Currently the only real alternative, for data exchange, is Geography Markup Language (GML) as defined by the Open Geospatial Consortium (OGC). An XML dialect, GML has none of the limitations of Shapefile this is why Ordnance Survey use GML to supply MasterMap, a highly detailed vector map of Great Britain. Support for GML in software is growing, but it’s unsuitable as a storage format. Viewing and editing vector data requires support for random access by attribute and by spatial extent. As an XML dialect GML cannot do this, to find one record, the entire file must be parsed from beginning to end. GML is almost always converted to another format, or loaded into a spatial database before it is used. A spatial database is a database with data types and functions able to handle geospatial data. For the major databases there is Oracle Spatial, PostgreSQL PostGIS, SQL Server Spatial, MySQL Spatial and DB2 Spatial Extender. All are based on Simple Features for SQL an open standard, meaning spatial data can be queried and updated with SQL like any other data type. I believe that a portable, standalone spatial database, would make a very good successor to Shapefile. Such a format would drive the GIS market forward, increasing usage of GIS by making it easier to share edit, publish and share GIS data. A portable spatial database would negate the need for the import, view, edit, export cycle that GML imposes. At the moment I see 3 contenders for the crown:
- File Geodatabase is a format from ESRI, it is natively supported by ArcGIS. ESRI proclaim it “Allow[s] users to easily exchange geodatabases.” That is true only if both users are running ESRI’s ArcGIS software. File Geodatabase is a proprietary format, despite promises by ESRI when it was launched.

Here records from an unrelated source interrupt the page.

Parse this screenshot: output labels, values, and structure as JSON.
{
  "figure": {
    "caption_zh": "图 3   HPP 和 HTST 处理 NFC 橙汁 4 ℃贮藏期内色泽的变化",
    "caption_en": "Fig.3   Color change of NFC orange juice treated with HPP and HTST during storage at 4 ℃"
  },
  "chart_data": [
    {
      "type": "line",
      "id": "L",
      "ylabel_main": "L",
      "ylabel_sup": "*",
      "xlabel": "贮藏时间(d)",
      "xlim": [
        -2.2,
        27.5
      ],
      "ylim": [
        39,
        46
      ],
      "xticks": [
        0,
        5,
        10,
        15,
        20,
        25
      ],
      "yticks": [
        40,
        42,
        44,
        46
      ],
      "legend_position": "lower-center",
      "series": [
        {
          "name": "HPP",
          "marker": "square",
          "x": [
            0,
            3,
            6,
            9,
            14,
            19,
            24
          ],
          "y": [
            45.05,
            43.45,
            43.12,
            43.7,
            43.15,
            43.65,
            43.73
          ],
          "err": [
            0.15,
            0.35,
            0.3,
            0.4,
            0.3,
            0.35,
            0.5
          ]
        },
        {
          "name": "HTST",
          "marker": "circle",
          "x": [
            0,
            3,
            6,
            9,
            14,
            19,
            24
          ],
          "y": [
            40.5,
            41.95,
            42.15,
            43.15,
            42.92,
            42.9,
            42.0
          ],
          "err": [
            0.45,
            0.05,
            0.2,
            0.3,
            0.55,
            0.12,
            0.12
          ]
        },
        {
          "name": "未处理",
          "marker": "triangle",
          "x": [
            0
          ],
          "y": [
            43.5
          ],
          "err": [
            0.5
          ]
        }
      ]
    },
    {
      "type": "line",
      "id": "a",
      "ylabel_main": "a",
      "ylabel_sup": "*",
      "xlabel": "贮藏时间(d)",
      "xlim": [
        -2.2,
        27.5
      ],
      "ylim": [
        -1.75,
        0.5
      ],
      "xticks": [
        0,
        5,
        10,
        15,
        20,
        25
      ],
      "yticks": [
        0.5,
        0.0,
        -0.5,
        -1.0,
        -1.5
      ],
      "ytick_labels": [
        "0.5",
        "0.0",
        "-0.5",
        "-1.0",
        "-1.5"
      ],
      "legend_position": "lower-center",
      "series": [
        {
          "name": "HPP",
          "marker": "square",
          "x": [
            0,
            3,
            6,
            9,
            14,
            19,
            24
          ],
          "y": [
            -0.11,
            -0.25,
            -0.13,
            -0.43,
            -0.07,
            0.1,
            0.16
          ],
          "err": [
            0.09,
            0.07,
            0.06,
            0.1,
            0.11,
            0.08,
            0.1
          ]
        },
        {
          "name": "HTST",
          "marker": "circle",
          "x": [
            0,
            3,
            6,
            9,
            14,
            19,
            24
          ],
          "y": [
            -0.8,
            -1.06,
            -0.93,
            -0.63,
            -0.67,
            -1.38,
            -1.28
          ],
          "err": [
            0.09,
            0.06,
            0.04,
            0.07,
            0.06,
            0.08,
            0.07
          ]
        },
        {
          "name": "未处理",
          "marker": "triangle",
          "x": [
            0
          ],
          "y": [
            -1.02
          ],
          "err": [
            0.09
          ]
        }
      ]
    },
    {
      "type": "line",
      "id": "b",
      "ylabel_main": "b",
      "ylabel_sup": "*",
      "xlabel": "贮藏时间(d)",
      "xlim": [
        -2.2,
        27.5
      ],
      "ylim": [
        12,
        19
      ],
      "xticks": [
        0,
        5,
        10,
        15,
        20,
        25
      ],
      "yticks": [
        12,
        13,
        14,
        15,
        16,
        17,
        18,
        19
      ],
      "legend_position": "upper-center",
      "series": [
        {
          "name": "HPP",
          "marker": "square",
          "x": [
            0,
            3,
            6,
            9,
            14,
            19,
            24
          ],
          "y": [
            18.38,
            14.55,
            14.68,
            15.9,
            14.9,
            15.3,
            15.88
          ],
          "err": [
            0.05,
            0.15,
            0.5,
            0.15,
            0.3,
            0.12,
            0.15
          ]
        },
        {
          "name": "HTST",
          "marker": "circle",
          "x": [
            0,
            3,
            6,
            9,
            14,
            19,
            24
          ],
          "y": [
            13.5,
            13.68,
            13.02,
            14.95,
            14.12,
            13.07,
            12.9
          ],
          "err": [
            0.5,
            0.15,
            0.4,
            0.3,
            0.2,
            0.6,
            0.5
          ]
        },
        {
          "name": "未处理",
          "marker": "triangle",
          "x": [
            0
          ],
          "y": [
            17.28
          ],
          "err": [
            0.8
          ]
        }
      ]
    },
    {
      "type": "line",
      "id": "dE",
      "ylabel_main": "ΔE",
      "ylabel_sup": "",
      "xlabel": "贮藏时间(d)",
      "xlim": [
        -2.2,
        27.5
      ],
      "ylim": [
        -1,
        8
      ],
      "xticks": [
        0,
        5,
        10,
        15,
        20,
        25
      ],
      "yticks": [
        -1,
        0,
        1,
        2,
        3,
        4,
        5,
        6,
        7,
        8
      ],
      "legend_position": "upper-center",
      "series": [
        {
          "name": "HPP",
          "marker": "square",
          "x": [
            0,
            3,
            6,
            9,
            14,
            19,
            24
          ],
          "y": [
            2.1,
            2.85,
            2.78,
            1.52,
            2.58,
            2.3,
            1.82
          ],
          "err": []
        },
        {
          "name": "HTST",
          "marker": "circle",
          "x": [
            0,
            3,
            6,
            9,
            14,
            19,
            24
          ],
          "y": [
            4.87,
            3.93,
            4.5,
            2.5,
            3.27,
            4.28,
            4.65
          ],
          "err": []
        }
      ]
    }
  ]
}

- Spatial Data Format (SDF) is a format from Autodesk, it is native support . Support is included as part of their Feature Data Objects library, released as Open Source. SDF is based on the popular SQLite embedded database engine.
- Spatialite is another format based on SQLite, by an Alessandro Furieri. Spatialite is in it’s infancy still, it’s first release was 11 months ago.
Unfortunately none of these looks like it will become a clear winner any time soon. Each is supported by only one application currently. If ESRI releases the specification for File Geodatabase, I expect it will quickly gain widespread support due to their position as market leader. As open source applications such as QGIS gain Spatialite support, it could slowly achieve dominance in a grass roots fashion. SDF seems to be going nowhere. So ESRI, please publish the details of File Geodatabase. At it’s launch, during the 2006 ESRI User Conference, you promised that File Geodatabase would be an interoperable format. You promised to release a software library, so we could read and write them without ArcGIS. Neither has happened. So File Geodatabase is just another closed format, another pretender to the throne that’s achieved only 1% of it’s true potential. Publish File Geodatabase, or we’ll take the Shapefile crown by force. Update 27 Mar 2009: Corrected Shapefile limits, based on Xbase file structure rather than dBASE software specifications.